Cuanto más se acercaba al centro, más vagabundos encontraba pasando el tiempo entre
cartones, haciendo de la ronda nocturna su rutina, con preocupaciones más
inmediatas que aquel cuya propaganda televisiva no llegaba a sus oídos.
Los
gatos maullaban a una luna que ya se había escondido, cegada por el sol.
Carlos
estaba cansado, pero se acercaba a su objetivo. Llevaba ya tres meses sin
verla, y la echaba de menos. El único día que habían podido compartir desde el
inicio del caos había sido prácticamente un sueño, un oasis en el desierto de
sus ojos.
Tenía
miedo de ver cómo iba a recibirlo ella, pero todas las aventuras se inician con
un poco de miedo.
Allí
estaba la gente que volvía de fiesta, gritándose borrachos cerca del centro de
Madrid.
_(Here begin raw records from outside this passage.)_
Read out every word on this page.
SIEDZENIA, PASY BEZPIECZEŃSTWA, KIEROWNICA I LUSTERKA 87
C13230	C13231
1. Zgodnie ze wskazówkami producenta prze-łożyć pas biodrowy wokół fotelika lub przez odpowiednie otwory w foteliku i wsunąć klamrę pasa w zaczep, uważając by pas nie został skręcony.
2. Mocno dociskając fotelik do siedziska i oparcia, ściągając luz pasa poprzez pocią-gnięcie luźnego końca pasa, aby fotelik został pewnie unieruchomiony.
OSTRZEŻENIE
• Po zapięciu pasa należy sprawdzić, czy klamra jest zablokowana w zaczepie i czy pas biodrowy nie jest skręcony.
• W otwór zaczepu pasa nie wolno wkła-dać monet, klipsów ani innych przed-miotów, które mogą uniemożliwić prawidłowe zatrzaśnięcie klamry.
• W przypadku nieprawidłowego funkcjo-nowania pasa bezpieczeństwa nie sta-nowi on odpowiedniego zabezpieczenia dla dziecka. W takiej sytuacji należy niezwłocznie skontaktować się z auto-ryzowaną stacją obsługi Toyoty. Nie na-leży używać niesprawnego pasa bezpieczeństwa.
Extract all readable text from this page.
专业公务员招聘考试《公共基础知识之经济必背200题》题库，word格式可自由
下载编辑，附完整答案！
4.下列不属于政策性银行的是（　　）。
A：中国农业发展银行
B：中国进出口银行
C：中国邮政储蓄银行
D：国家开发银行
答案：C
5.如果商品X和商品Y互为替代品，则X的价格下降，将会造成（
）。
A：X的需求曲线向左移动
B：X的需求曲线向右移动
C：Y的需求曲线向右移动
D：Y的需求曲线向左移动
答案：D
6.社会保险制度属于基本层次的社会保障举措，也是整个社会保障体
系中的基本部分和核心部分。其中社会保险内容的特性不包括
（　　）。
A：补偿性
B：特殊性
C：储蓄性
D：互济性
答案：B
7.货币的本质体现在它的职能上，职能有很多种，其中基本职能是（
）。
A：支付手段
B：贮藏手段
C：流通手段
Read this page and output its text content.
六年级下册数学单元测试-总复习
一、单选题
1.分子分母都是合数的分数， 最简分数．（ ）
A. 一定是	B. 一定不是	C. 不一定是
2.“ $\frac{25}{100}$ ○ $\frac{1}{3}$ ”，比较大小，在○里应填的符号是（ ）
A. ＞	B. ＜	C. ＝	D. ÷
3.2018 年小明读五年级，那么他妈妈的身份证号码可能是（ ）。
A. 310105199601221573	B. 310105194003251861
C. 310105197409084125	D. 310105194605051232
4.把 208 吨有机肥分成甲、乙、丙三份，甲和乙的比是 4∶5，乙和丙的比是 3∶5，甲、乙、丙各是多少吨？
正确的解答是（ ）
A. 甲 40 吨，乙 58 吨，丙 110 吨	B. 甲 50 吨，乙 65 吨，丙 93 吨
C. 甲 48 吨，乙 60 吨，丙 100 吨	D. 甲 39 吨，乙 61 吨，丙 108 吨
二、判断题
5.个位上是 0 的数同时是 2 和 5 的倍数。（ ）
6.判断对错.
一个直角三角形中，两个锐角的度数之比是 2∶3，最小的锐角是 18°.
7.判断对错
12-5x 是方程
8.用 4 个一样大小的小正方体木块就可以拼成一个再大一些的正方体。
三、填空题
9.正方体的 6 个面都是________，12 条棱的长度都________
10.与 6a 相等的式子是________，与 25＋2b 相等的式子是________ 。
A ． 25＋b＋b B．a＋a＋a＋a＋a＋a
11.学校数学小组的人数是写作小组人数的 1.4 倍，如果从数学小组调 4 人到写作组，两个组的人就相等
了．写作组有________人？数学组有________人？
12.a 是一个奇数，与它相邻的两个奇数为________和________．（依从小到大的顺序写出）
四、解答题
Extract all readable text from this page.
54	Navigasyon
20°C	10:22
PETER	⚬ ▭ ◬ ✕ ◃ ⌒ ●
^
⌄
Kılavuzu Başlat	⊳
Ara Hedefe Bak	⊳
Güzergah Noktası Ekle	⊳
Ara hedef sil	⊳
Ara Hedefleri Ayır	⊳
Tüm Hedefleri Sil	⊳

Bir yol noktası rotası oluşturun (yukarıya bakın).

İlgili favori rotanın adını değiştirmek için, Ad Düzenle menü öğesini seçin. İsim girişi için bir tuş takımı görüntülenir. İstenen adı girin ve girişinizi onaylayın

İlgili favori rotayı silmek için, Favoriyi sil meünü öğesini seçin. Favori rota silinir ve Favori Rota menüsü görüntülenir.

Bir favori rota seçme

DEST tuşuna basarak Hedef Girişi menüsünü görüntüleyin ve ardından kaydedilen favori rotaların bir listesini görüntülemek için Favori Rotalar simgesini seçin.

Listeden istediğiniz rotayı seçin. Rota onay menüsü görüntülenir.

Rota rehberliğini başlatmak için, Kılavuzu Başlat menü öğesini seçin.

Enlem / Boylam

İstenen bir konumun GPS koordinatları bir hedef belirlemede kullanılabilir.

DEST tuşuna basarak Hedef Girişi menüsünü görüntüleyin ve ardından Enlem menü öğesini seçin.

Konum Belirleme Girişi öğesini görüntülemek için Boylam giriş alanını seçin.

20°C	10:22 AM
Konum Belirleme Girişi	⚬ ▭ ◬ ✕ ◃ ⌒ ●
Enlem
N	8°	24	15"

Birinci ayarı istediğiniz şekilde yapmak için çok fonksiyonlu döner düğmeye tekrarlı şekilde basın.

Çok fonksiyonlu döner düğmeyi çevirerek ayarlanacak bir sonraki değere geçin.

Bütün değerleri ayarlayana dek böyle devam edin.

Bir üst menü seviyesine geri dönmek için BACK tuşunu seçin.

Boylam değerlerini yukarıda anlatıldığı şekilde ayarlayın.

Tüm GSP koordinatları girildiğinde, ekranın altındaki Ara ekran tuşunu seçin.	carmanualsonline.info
Carlos los hizo caso omiso mientras pasaba junto a los equipos de
desinfección.
Locales
cerrados, y carteles de eventos que nunca se llegaron a celebrar. “Las cuentas
las lleva el diablo”, pensó mientras recorría la calle que llevaba al portal de
Beatriz.
Siempre
tan llena de vida, y ahora inerte, vacía, ausente de gente que creía viviría
para siempre. Quizá aquel parón evitara la frenética vida que muchos jóvenes
estaban viviendo.
Tras
tres toques, ella le abrió, más dormida que despierta. A la sorpresa inicial,
le siguió una pequeña regañina, y después, toda la poesía que pueden narrarse
los amantes que habían puesto su pasión en cuarentena.